Chapter Four. App Icons

Chapter Four. App Icons

What could be simpler than just changing an app's icon, right? Designers draw a 1024x1024 icon with a margin, we understand that for adaptive icons we need background and foreground separately, they draw that for us too, we start preparing the icon in the project.

We go to New → Image Asset in the studio, add them, look at the preview. And everything is wrong, of course. Attached a screenshot for comparison of what we got at this stage with what should be.
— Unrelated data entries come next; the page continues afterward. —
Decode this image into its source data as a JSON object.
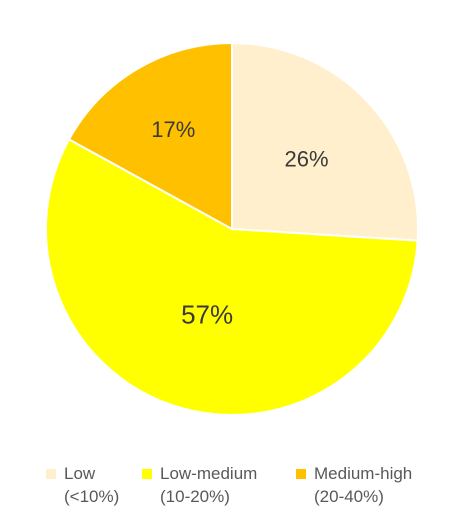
{
  "chart_data": {
    "type": "pie",
    "title": "",
    "slices": [
      {
        "label": "Low (<10%)",
        "value": 26,
        "display": "26%",
        "color": "#FFEFCC"
      },
      {
        "label": "Low-medium (10-20%)",
        "value": 57,
        "display": "57%",
        "color": "#FFFF00"
      },
      {
        "label": "Medium-high (20-40%)",
        "value": 17,
        "display": "17%",
        "color": "#FFC000"
      }
    ],
    "legend": {
      "position": "bottom",
      "items": [
        {
          "line1": "Low",
          "line2": "(<10%)",
          "color": "#FFEFCC"
        },
        {
          "line1": "Low-medium",
          "line2": "(10-20%)",
          "color": "#FFFF00"
        },
        {
          "line1": "Medium-high",
          "line2": "(20-40%)",
          "color": "#FFC000"
        }
      ]
    }
  }
}
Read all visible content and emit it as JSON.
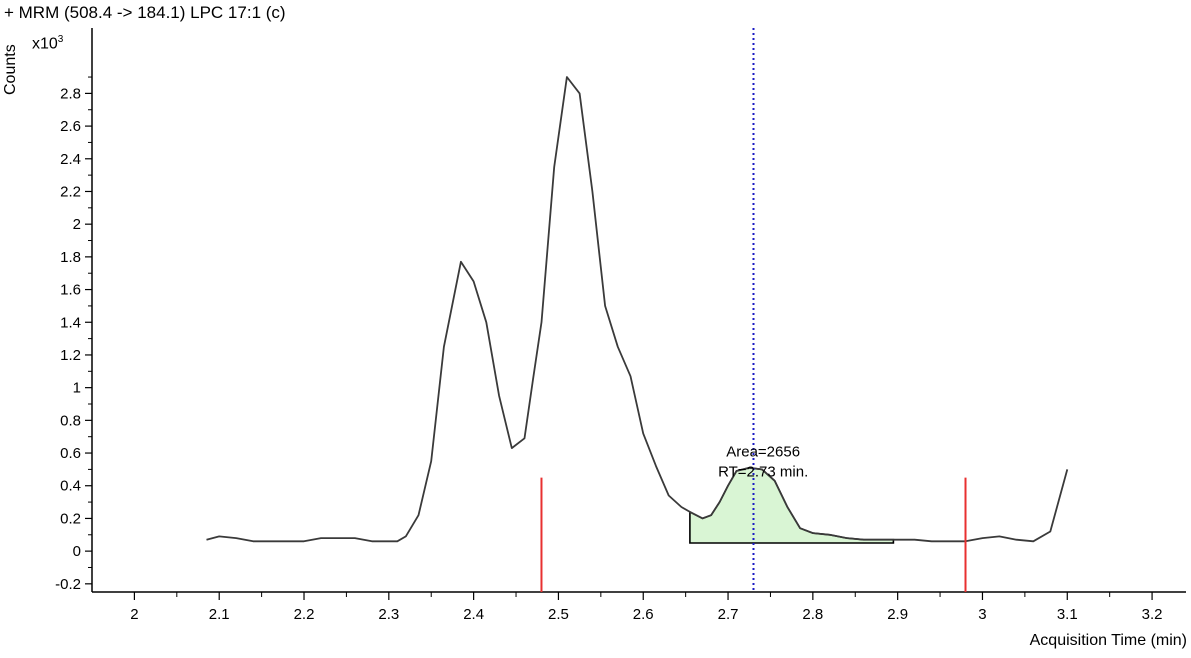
{
  "chart_data": {
    "type": "line",
    "title": "+ MRM (508.4 -> 184.1) LPC 17:1 (c)",
    "ylabel": "Counts",
    "yscale_label": "x10",
    "yscale_exp": "3",
    "xlabel": "Acquisition Time (min)",
    "xlim": [
      1.95,
      3.24
    ],
    "ylim": [
      -0.25,
      3.2
    ],
    "xticks": [
      2,
      2.1,
      2.2,
      2.3,
      2.4,
      2.5,
      2.6,
      2.7,
      2.8,
      2.9,
      3,
      3.1,
      3.2
    ],
    "xtick_labels": [
      "2",
      "2.1",
      "2.2",
      "2.3",
      "2.4",
      "2.5",
      "2.6",
      "2.7",
      "2.8",
      "2.9",
      "3",
      "3.1",
      "3.2"
    ],
    "yticks": [
      -0.2,
      0,
      0.2,
      0.4,
      0.6,
      0.8,
      1,
      1.2,
      1.4,
      1.6,
      1.8,
      2,
      2.2,
      2.4,
      2.6,
      2.8
    ],
    "ytick_labels": [
      "-0.2",
      "0",
      "0.2",
      "0.4",
      "0.6",
      "0.8",
      "1",
      "1.2",
      "1.4",
      "1.6",
      "1.8",
      "2",
      "2.2",
      "2.4",
      "2.6",
      "2.8"
    ],
    "series": [
      {
        "color": "#3a3a3a",
        "x": [
          2.085,
          2.1,
          2.12,
          2.14,
          2.16,
          2.18,
          2.2,
          2.22,
          2.24,
          2.26,
          2.28,
          2.3,
          2.31,
          2.32,
          2.335,
          2.35,
          2.365,
          2.385,
          2.4,
          2.415,
          2.43,
          2.445,
          2.46,
          2.47,
          2.48,
          2.495,
          2.51,
          2.525,
          2.54,
          2.555,
          2.57,
          2.585,
          2.6,
          2.615,
          2.63,
          2.645,
          2.655,
          2.67,
          2.68,
          2.69,
          2.7,
          2.71,
          2.725,
          2.74,
          2.755,
          2.77,
          2.785,
          2.8,
          2.82,
          2.84,
          2.86,
          2.88,
          2.9,
          2.92,
          2.94,
          2.96,
          2.98,
          3.0,
          3.02,
          3.04,
          3.06,
          3.08,
          3.1
        ],
        "y": [
          0.07,
          0.09,
          0.08,
          0.06,
          0.06,
          0.06,
          0.06,
          0.08,
          0.08,
          0.08,
          0.06,
          0.06,
          0.06,
          0.09,
          0.22,
          0.55,
          1.25,
          1.77,
          1.65,
          1.4,
          0.95,
          0.63,
          0.69,
          1.05,
          1.4,
          2.35,
          2.9,
          2.8,
          2.2,
          1.5,
          1.25,
          1.07,
          0.72,
          0.52,
          0.34,
          0.27,
          0.24,
          0.2,
          0.22,
          0.3,
          0.4,
          0.49,
          0.51,
          0.5,
          0.43,
          0.27,
          0.14,
          0.11,
          0.1,
          0.08,
          0.07,
          0.07,
          0.07,
          0.07,
          0.06,
          0.06,
          0.06,
          0.08,
          0.09,
          0.07,
          0.06,
          0.12,
          0.5
        ]
      }
    ],
    "integrated_peak": {
      "start": 2.655,
      "end": 2.895,
      "baseline": 0.05,
      "fill": "#d9f5d4",
      "area_text": "Area=2656",
      "rt_text": "RT=2.73 min."
    },
    "rt_marker": {
      "x": 2.73,
      "color": "#1c1cc4"
    },
    "integration_limits": {
      "x": [
        2.48,
        2.98
      ],
      "top": 0.45,
      "color": "#e83030"
    }
  }
}
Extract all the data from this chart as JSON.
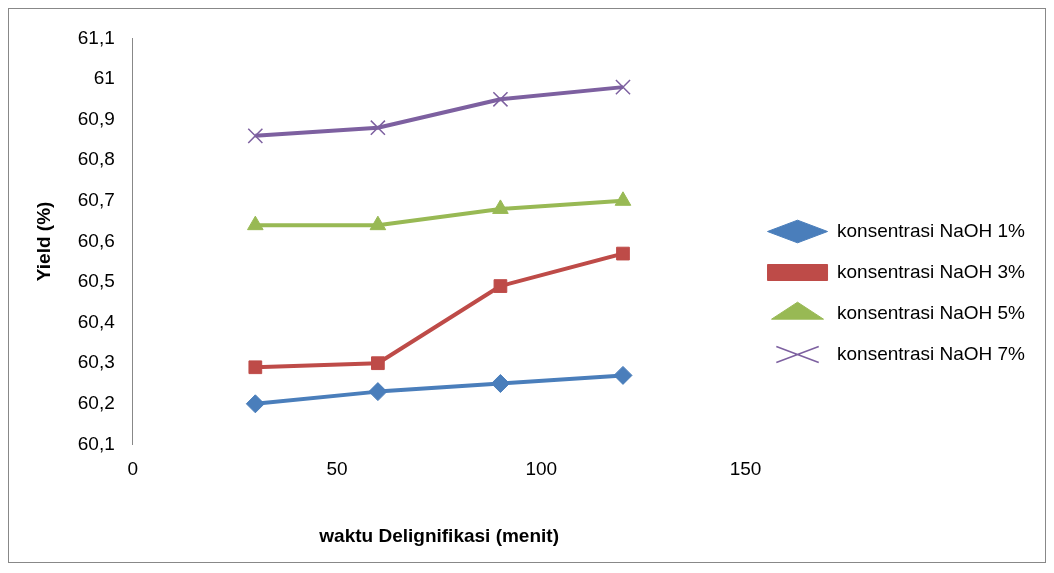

Why? Icons have a safe zone. According to the documentation - for a 108x108 icon, it's 72x72. Launchers and the system guarantee that these two-thirds will stay in place no matter what, and anything can happen to the remaining third: be cropped, stretched, do various parallaxes, animations, and so on.

All this is logical, but a bit counterintuitive in production. The designer should have initially drawn the layout so that 66.6% of it was the desired icon. Both the logo on the foreground and the background. When I lived almost my whole life with icons on some solid or tiled background, I didn't even think about it.

Twisting the scaling slider in Asset Studio is a thankless task. You won't hit what the designers wanted. And it won't help anyway. From Full Bleed Layers, you'll see that there's emptiness outside the background, and there will surely be a tricky scenario where the user will see this emptiness someday.

Bottom line: icons had to be drawn not on a 1024x1024 canvas, but on 1536x1536. But only the content-cropping mask should scale from the original icon; everything else stays in this 1024x1024 square in the middle. And only this way will the final icon after cropping correspond to the original layout.